Readily3D Bioprinting Pancreas to Help EU-Funded Program Develop Diabetes Treatment



As the World Health Organization reports, the prevalence of diabetes has been rising over the last few decades, and there are currently around 422 million people around the world who have the disease, which causes 1.6 million deaths annually. Improving the diagnosis and treatment of diabetes could majorly benefit public health. That’s just what Readily3D, a spin-off company from the École polytechnique fédérale de Lausanne (EPFL) in Switzerland, is trying to do. The company has developed its bioprinted mini pancreas, created through a novel system that can supposedly print biological tissue in only 30 seconds.

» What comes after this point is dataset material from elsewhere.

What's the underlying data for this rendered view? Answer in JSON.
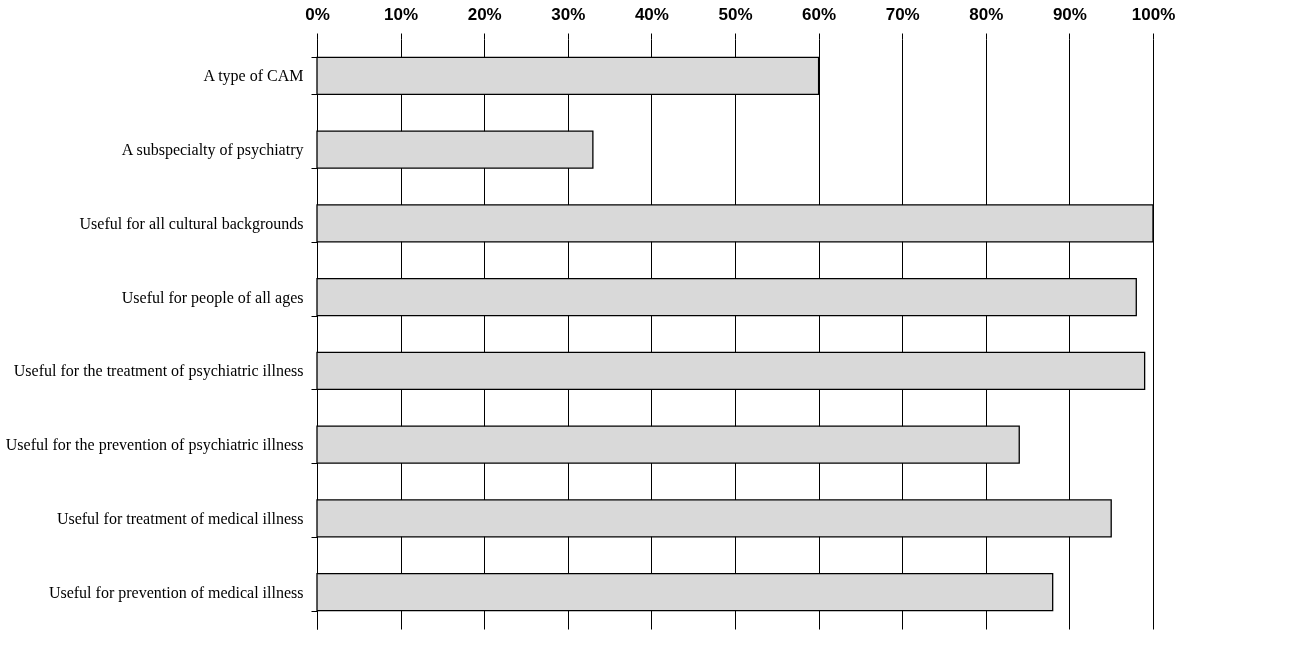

“Existing bioprinting technologies are slow, which tends to reduce cell viability. They also have a poor ability to produce complex anatomical structures, such as vasculatures,” Readily3D explains on its website. “To overcome these limitations, we created Tomolite: a unique bioprinter, allowing biologists to print an entire cell-laden volume at once, in less than a minute and without impairing cell viability.”

The pancreas, located behind the stomach, produces the necessary bicarbonates and enzymes we need to digest our food, but it also secretes several hormones, such as insulin, which regulates our blood sugar. A diseased pancreas can no longer produce insulin, which can lead to diabetes—a chronic disease characterized by high levels of blood sugar, which can result in serious damage to many parts of the body, including the blood vessels, heart, kidneys, nerves, and eyes. In fact, according to The International Diabetes Federation’s 2019 IDF Diabetes Atlas and the European Diabetes Study Center (CeeD), diabetes is the leading cause of blindness among adults and majorly increases the risk of heart attack, stroke, and kidney failure.

Readily3D’s tomographic illumination technology, created at EPFL’s Laboratory of Applied Photonics Devices (LAPD) and further developed by Readily3D, uses a biological gel that contains a patient’s stem cells within, and a laser applied to this gel solidifies the material through a polymerization process. The team says it can control the location, and the intensity, of the laser beam so only the required areas of the gel are solidified to form the tissue. Additionally, Readily3D’s bioprinting technology is said to be fast, contamination-free, easy to use, and cell-friendly, meaning the cells spend very little time outside of an incubator.

Paul Delrot, the CTO of Readily3D, explained, “One of the main advantages of our method is that it can create tissue in a single block, making it particularly useful for printing soft tissue like organs.”

Bioprinting is proving to be a transformative technology in the additive manufacturing and medical fields, and its success is based on plenty of hard work and research over the last twenty or so years. Bioprinted tissue, in particular, is extremely beneficial, as it negates the need for animal testing, and because it’s created from a patient’s own stem cells, can be custom-made for a person.

“What’s more,” Readily3D’s CEO Damien Loterie continued, “patients won’t have to try out an array of drugs, some of which may have unpleasant side effects, before finding the right one for them.”

Readily3D’s innovative bioprinting technology is currently being used to develop a reliable, living pancreas model for diabetes drug testing applications in a large-scale project called Enlight, which received €3.6 million in funding from the EU’s Horizon 2020 Framework to develop the first living model of the pancreas within the next three years.

Christophe Moser, the head of LAPD and SPIE award winner for this technology, explained, “Developing a system that can print 3D tissue at the cubic centimeter scale and faithfully replicate the functioning of a live pancreas is a huge challenge, which we hope to meet with this technology.”

A cross-disciplinary consortium, led by UMC Utrecht, is carrying out the ambitious Enlight project, with help from fellow participants EPFL, Readily3D, and ETH Zurich in Switzerland, the University of Naples Federico II in Italy, AstraZeneca in Sweden, Rousselot in Belgium, and the Giannino Bassetti Foundation in Italy.

While EPFL and Readily3D are currently focusing on the pancreas, their bioprinting technology could be used in the future to fabricate different kinds of tissue, which could be used to make transplant organs or even come up with cancer treatments.